“Teacher, I went camping yesterday…” said the little boy and continued about the camping trip.
He waited for the teacher to come closer and continued talking about the fun trip he had. The teacher listened carefully and said, “It sounds like an amazing trip you had! I love how you told me right after your first day back.” He excitedly added, “I couldn’t wait to tell you!” The dialogue between the teacher and the child continued throughout the day through conversation, body language, art, outside play, and indoor play. It kept reminiscing the child’s memory and continued the story through role-playing, housekeeping area, circle times, and art times.
Dialogue with children
Dialogue is giving and receiving meaning between one another. And its importance is clear in an early learning setting. The action and experience invite dialogues and the “can’t wait” feelings. Children love sharing ideas, bits of knowledge, and stories to discover more and to understand the whole world around them naturally and intentionally. Like the boy in this story, the dialogue between the family members, mood, atmosphere, new environment, and senses all around him must have excited him and gave him lots of stories to knead. It provokes wonder and invites the others to share the same wonder, which helps with social skills.

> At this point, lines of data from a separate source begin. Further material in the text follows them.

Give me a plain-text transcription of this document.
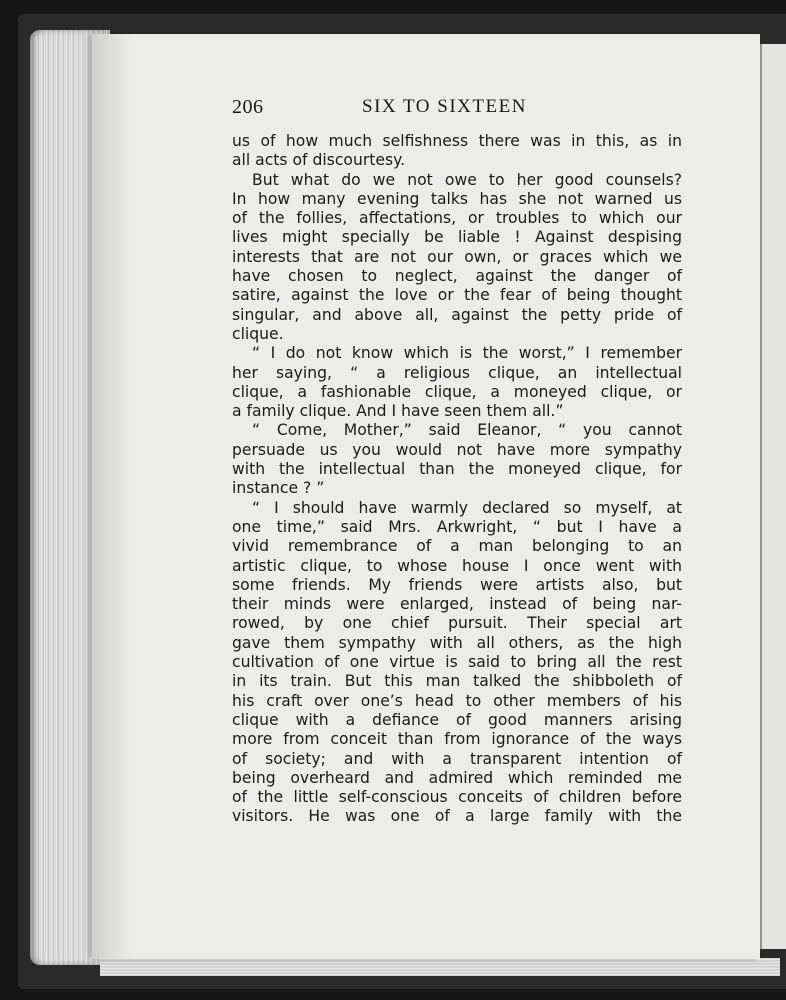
206	SIX TO SIXTEEN
us of how much selfishness there was in this, as in
all acts of discourtesy.
But what do we not owe to her good counsels?
In how many evening talks has she not warned us
of the follies, affectations, or troubles to which our
lives might specially be liable ! Against despising
interests that are not our own, or graces which we
have chosen to neglect, against the danger of
satire, against the love or the fear of being thought
singular, and above all, against the petty pride of
clique.
“ I do not know which is the worst,” I remember
her saying, “ a religious clique, an intellectual
clique, a fashionable clique, a moneyed clique, or
a family clique. And I have seen them all.”
“ Come, Mother,” said Eleanor, “ you cannot
persuade us you would not have more sympathy
with the intellectual than the moneyed clique, for
instance ? ”
“ I should have warmly declared so myself, at
one time,” said Mrs. Arkwright, “ but I have a
vivid remembrance of a man belonging to an
artistic clique, to whose house I once went with
some friends. My friends were artists also, but
their minds were enlarged, instead of being nar-
rowed, by one chief pursuit. Their special art
gave them sympathy with all others, as the high
cultivation of one virtue is said to bring all the rest
in its train. But this man talked the shibboleth of
his craft over one’s head to other members of his
clique with a defiance of good manners arising
more from conceit than from ignorance of the ways
of society; and with a transparent intention of
being overheard and admired which reminded me
of the little self-conscious conceits of children before
visitors. He was one of a large family with the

“[The] dialogues require us to attend to the situated, lively, uneven, embodied, affective, and agentic human and more-than-human relations that co-shape worlds” (2021, Yazbeck). Dialogue is in every minute in a children’s play or space. It is continuous and restless. So many areas of wonder and curiosity invite us. And it lets us build relationships, stories, and a safe ground where we can articulate our curiosity with an understanding of the root. It can be something general like the above child’s dialogue, yet when it gains meaning it makes it special, worthwhile, and will help the child bloom.